PROPEL: Cell therapy does not boost walking performance in PAD
ANAHEIM, Calif. — In patients with peripheral artery disease in the PROPEL trial, granulocyte-macrophage colony-stimulating factor, either alone or in combination with exercise, did not improve 6-minute walk distance.
Granulocyte-macrophage colony-stimulating factor, or GM-CSF, increases circulating endothelial progenitor cells, which have been previously associated with angiogenesis in humans, according to Mary M. McDermott, MD, the Jeremiah Stamler Professor of medicine and preventive medicine at Northwestern University Feinberg School of Medicine in Chicago.
“Because exercise-induced ischemia enhances progenitor-cell release and may also promote progenitor cell homing to ischemic calf muscle, walking exercise may augment the effects of GM-CSF in PAD. However, the effects of GM-CSF on walking performance remained unclear prior to the trial,” McDermott said at the American Heart Association Scientific Sessions.
McDermott and colleagues conducted the PROPEL trial to learn more about GM-CSF in PAD. They used a 2-by-2 factorial design in which 210 participants with PAD, with and without classic intermittent claudication, were randomly assigned between 2012 and December 2016 to one of four groups: GM-CSF plus exercise, GM-CSF plus attention control, supervised exercise plus placebo or attention control plus placebo.
Participants received GM-CSF or placebo three times per week for 2 weeks in a double blinded fashion, and supervised treadmill exercise was delivered three times a week for 6 months. The attention control intervention included weekly lectures given by clinicians for 6 months.
No benefit with GM-CSF
At 2-week follow-up, after the end of the study drug injections, both groups that received GM-CSF had statistically significant increases in circulating progenitor cells, whereas the two groups that did not receive GM-CSF had no change. By 6-week follow-up, all participants were back to baseline in terms of circulating progenitor cells.
At 12 weeks follow-up, participants assigned to supervised treadmill exercise alone had a statistically significant and clinically meaningful improvement in in the primary outcome of 6-minute walk performance compared with those who received attention control plus placebo (mean difference, 33.6 m; 95% CI, 9.4-57.7), according to the McDermott.
Participants who received GM-CSF plus exercise had greater improvement in 6-minute walk performance compared with GM-CSF alone. However, after adjustment for multiple comparisons, the difference did not reach statistical significance (mean difference, 28.7 m; 95% CI, 5.1-52.3), McDermott said.
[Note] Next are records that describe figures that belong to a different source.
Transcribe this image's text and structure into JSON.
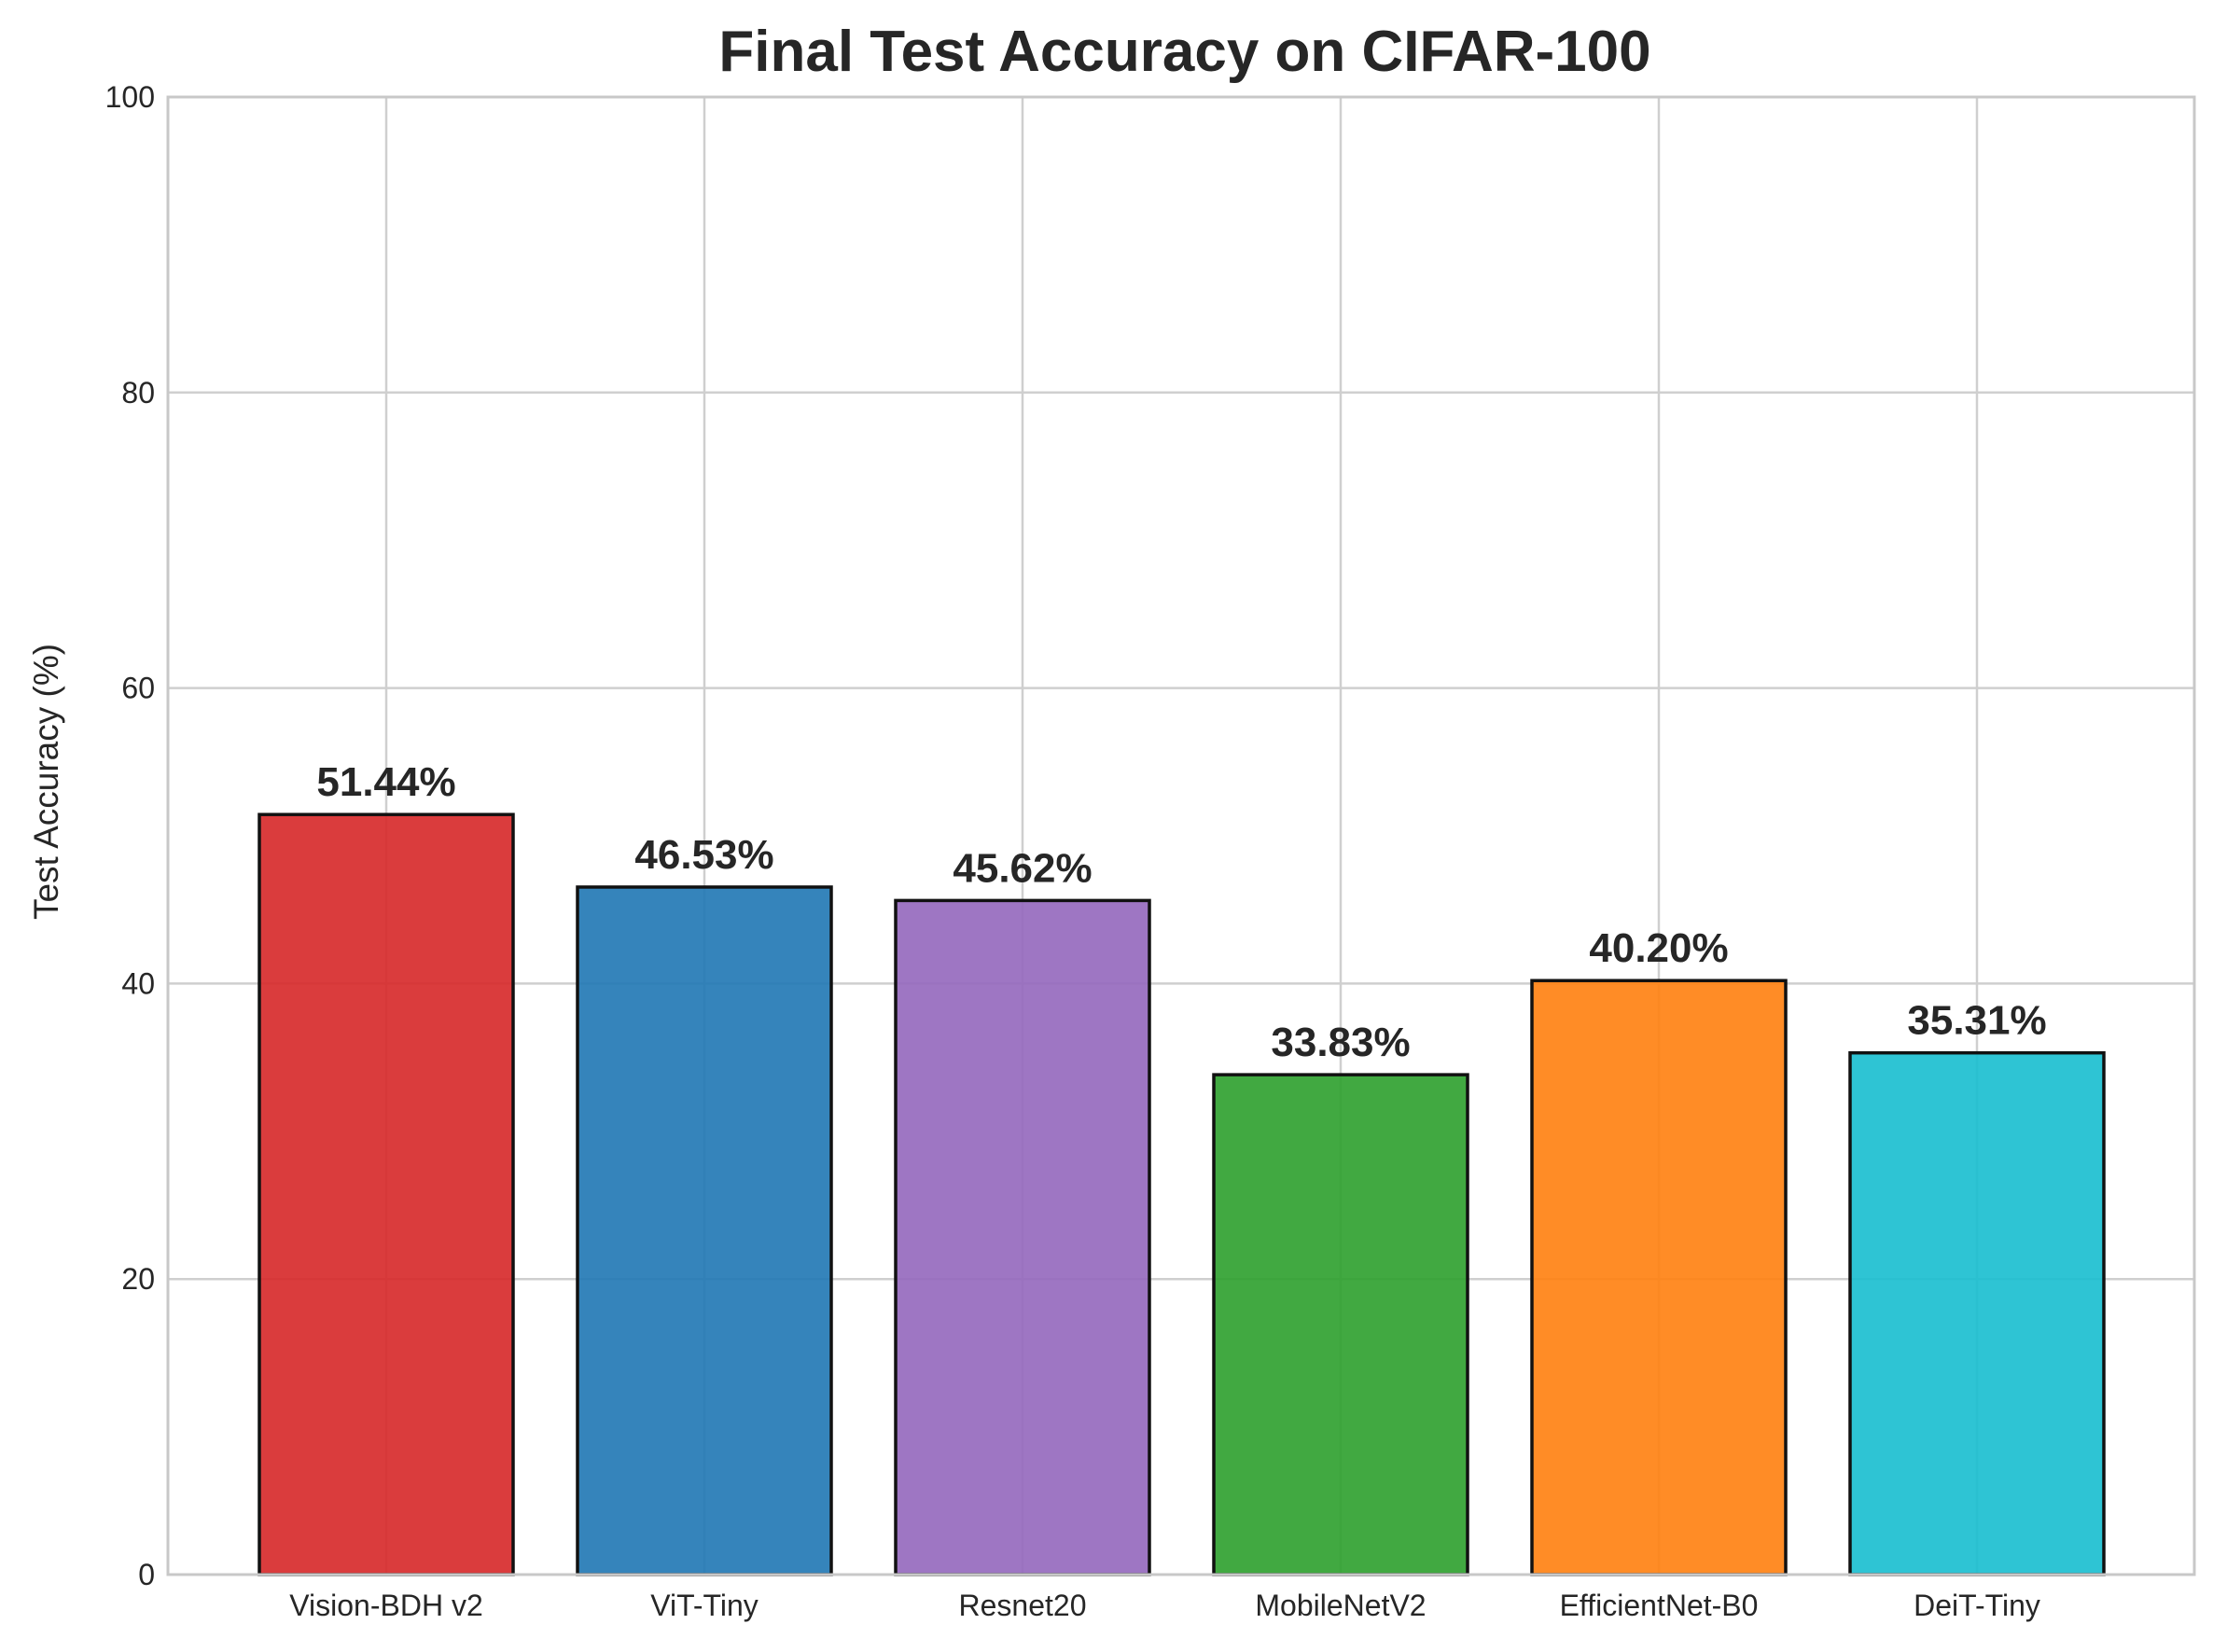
{
  "chart_data": {
    "type": "bar",
    "title": "Final Test Accuracy on CIFAR-100",
    "xlabel": "",
    "ylabel": "Test Accuracy (%)",
    "ylim": [
      0,
      100
    ],
    "yticks": [
      0,
      20,
      40,
      60,
      80,
      100
    ],
    "grid": true,
    "categories": [
      "Vision-BDH v2",
      "ViT-Tiny",
      "Resnet20",
      "MobileNetV2",
      "EfficientNet-B0",
      "DeiT-Tiny"
    ],
    "values": [
      51.44,
      46.53,
      45.62,
      33.83,
      40.2,
      35.31
    ],
    "data_labels": [
      "51.44%",
      "46.53%",
      "45.62%",
      "33.83%",
      "40.20%",
      "35.31%"
    ],
    "colors": [
      "#d62728",
      "#1f77b4",
      "#9467bd",
      "#2ca02c",
      "#ff7f0e",
      "#17becf"
    ]
  }
}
Results also showed no differences between the GM-CSF-plus-exercise group compared with the exercise-alone group (mean difference, –6.3 m; 95% CI, –30.2 to 17.6) or between the GM-CSF-alone group compared with the attention-control-plus-placebo group (mean difference, –1.4 m; 95% CI, –25.2 to 22.4).
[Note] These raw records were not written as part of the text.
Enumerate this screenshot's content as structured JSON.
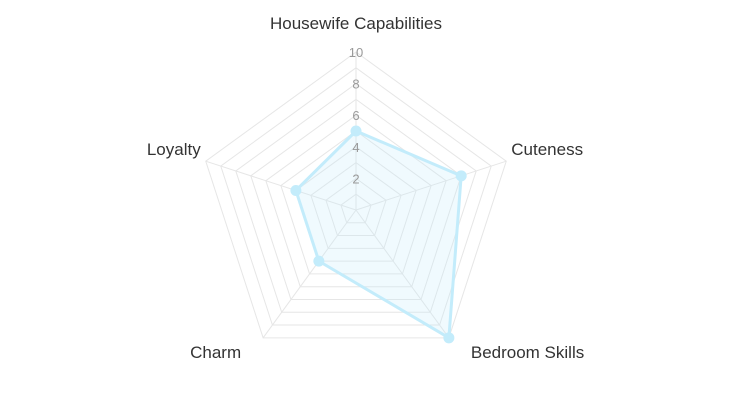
{
  "chart_data": {
    "type": "radar",
    "categories": [
      "Housewife Capabilities",
      "Cuteness",
      "Bedroom Skills",
      "Charm",
      "Loyalty"
    ],
    "series": [
      {
        "values": [
          5,
          7,
          10,
          4,
          4
        ]
      }
    ],
    "rlim": [
      0,
      10
    ],
    "ticks": [
      "2",
      "4",
      "6",
      "8",
      "10"
    ],
    "tick_values": [
      2,
      4,
      6,
      8,
      10
    ],
    "grid": true,
    "legend": "none",
    "colors": {
      "line": "#c3ecfb",
      "fill": "rgba(195,236,251,0.25)",
      "point": "#c3ecfb",
      "grid": "#e6e6e6"
    }
  }
}
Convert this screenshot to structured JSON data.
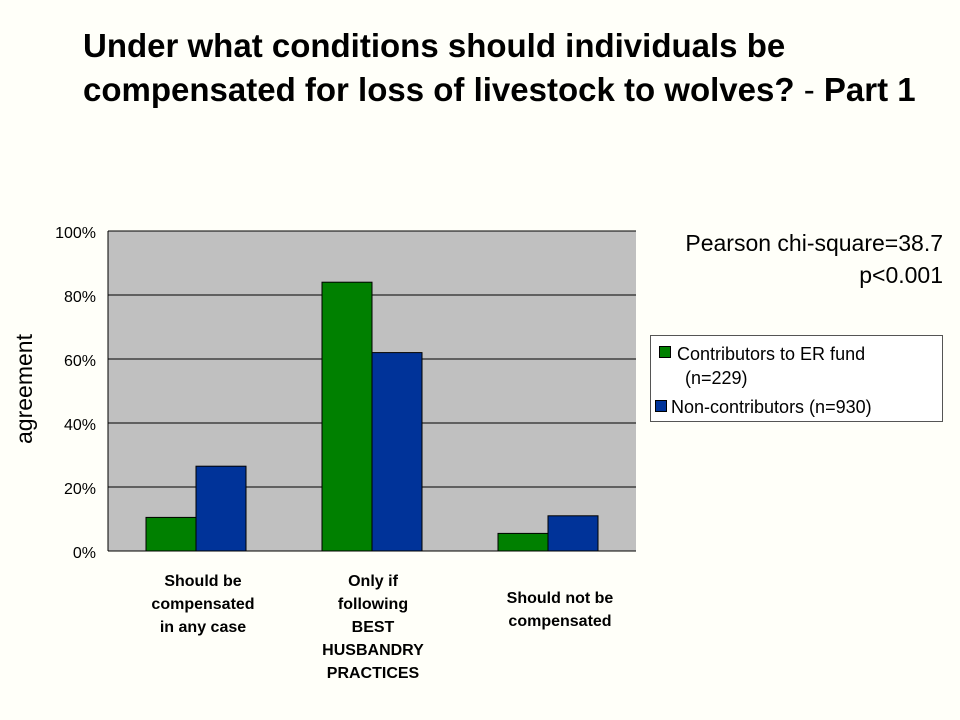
{
  "slide": {
    "title_main": "Under what conditions should individuals be compensated for loss of livestock to wolves?",
    "title_dash": "-",
    "title_part": "Part 1",
    "stat_line1": "Pearson chi-square=38.7",
    "stat_line2": "p<0.001"
  },
  "chart_data": {
    "type": "bar",
    "title": "",
    "xlabel": "",
    "ylabel": "agreement",
    "ylim": [
      0,
      100
    ],
    "yticks": [
      "0%",
      "20%",
      "40%",
      "60%",
      "80%",
      "100%"
    ],
    "grid": true,
    "legend_position": "right",
    "categories": [
      "Should be compensated in any case",
      "Only if following BEST HUSBANDRY PRACTICES",
      "Should not be compensated"
    ],
    "series": [
      {
        "name": "Contributors to ER fund (n=229)",
        "color": "#008000",
        "values": [
          10.5,
          84,
          5.5
        ]
      },
      {
        "name": "Non-contributors (n=930)",
        "color": "#003399",
        "values": [
          26.5,
          62,
          11
        ]
      }
    ],
    "plot_background": "#C0C0C0"
  },
  "legend": {
    "series0_line1": "Contributors to ER fund",
    "series0_line2": "(n=229)",
    "series1_line1": "Non-contributors (n=930)"
  },
  "category_labels": [
    [
      "Should be",
      "compensated",
      "in any case"
    ],
    [
      "Only if",
      "following",
      "BEST",
      "HUSBANDRY",
      "PRACTICES"
    ],
    [
      "Should not be",
      "compensated"
    ]
  ]
}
Additionally, at 12 weeks, participants in the exercise-plus-GM-CSF group vs. the GM-CSF-alone group had a significantly greater improvement in the secondary outcome of treadmill walking time. Similarly, participants assigned to supervised treadmill alone had significantly greater improvement in treadmill walking time than assigned attention control plus placebo. However, there was no difference between exercise plus GM-CSF compared with exercise alone and there was no difference between GM-CSF alone vs. attention control plus placebo.
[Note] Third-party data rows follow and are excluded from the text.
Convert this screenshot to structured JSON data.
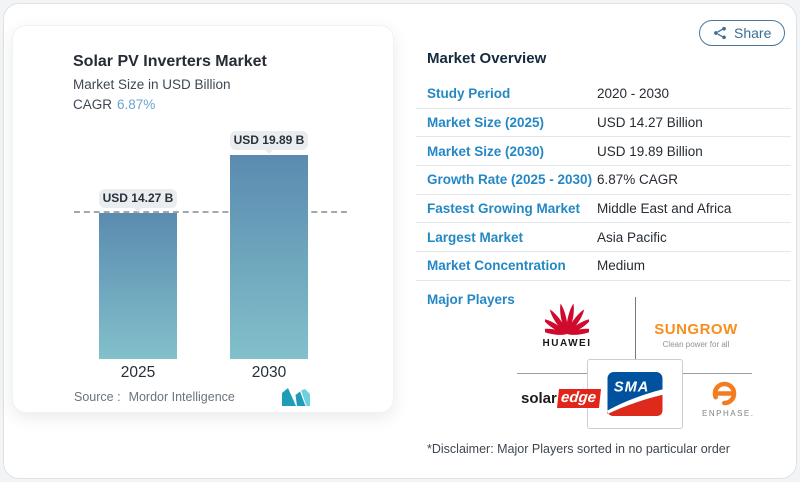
{
  "share": {
    "label": "Share",
    "icon": "share-nodes-icon"
  },
  "left_card": {
    "title": "Solar PV Inverters Market",
    "subtitle": "Market Size in USD Billion",
    "cagr_label": "CAGR",
    "cagr_value": "6.87%",
    "source_label": "Source :",
    "source_value": "Mordor Intelligence",
    "logo": "mordor-intelligence-m-icon"
  },
  "chart_data": {
    "type": "bar",
    "categories": [
      "2025",
      "2030"
    ],
    "values": [
      14.27,
      19.89
    ],
    "value_labels": [
      "USD 14.27 B",
      "USD 19.89 B"
    ],
    "title": "Solar PV Inverters Market",
    "ylabel": "Market Size in USD Billion",
    "cagr": "6.87%",
    "ylim": [
      0,
      19.89
    ],
    "grid": "off",
    "baseline_dashed_at": 14.27,
    "bar_gradient_top": "#5a8bb0",
    "bar_gradient_bottom": "#82c0ca"
  },
  "overview": {
    "heading": "Market Overview",
    "rows": [
      {
        "label": "Study Period",
        "value": "2020 - 2030"
      },
      {
        "label": "Market Size (2025)",
        "value": "USD 14.27 Billion"
      },
      {
        "label": "Market Size (2030)",
        "value": "USD 19.89 Billion"
      },
      {
        "label": "Growth Rate (2025 - 2030)",
        "value": "6.87% CAGR"
      },
      {
        "label": "Fastest Growing Market",
        "value": "Middle East and Africa"
      },
      {
        "label": "Largest Market",
        "value": "Asia Pacific"
      },
      {
        "label": "Market Concentration",
        "value": "Medium"
      }
    ],
    "major_players_label": "Major Players",
    "players": {
      "huawei": "HUAWEI",
      "sungrow": "SUNGROW",
      "sungrow_tagline": "Clean power for all",
      "solaredge_part1": "solar",
      "solaredge_part2": "edge",
      "sma": "SMA",
      "enphase": "ENPHASE."
    },
    "disclaimer": "*Disclaimer: Major Players sorted in no particular order"
  },
  "colors": {
    "accent_blue": "#2488c5",
    "heading_navy": "#15293f",
    "cagr_blue": "#69a5cd",
    "huawei_red": "#cf0a2c",
    "sungrow_orange": "#f78e1d",
    "solaredge_red": "#e1251b",
    "sma_blue": "#00519e",
    "sma_red": "#dd2a1b",
    "enphase_orange": "#f37b20",
    "mordor_teal": "#1e9cb8"
  }
}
There were also no significant differences for any of the four comparisons for the outcome of brachial flow-mediated dilation at 12-week follow-up, according to McDermott.
During her presentation, McDermott highlighted several other interesting findings of the PROPEL trial. In response to the supervised treadmill exercise intervention, the primary outcome of the 6-minute walk distance improved more gradually compared with the secondary outcome of treadmill walking time.
“This is probably because the supervised treadmill exercise was training to the outcome measure of treadmill exercise performance,” she said.
Moreover, in contrast to previously published literature, the researchers did not see that regular supervised exercise significantly increased circulating progenitor cells over time, McDermott noted.
There were also no differences in the data according to the presence or absence of classical intermittent claudication symptoms among participants with PAD.
“The PROPEL trial confirmed previous findings regarding the fact that supervised treadmill exercise significantly improved 6-minute walk distance compared with the control group,” McDermott said. “However, GM-CSF did not significantly improve walking performance in people with PAD, either when used alone or when combined with supervised treadmill exercise.” – by Melissa Foster
McDermott MM. LBS.07 – Innovative Therapies and Novel Applications. Presented at: American Heart Association Scientific Sessions; Nov. 11-15, 2017; Anaheim, California.
Disclosure: McDermott reports no relevant financial disclosures.
Editor’s Note: This article was updated on Nov. 20, 2017 to include additional comment from the researcher and the perspective author.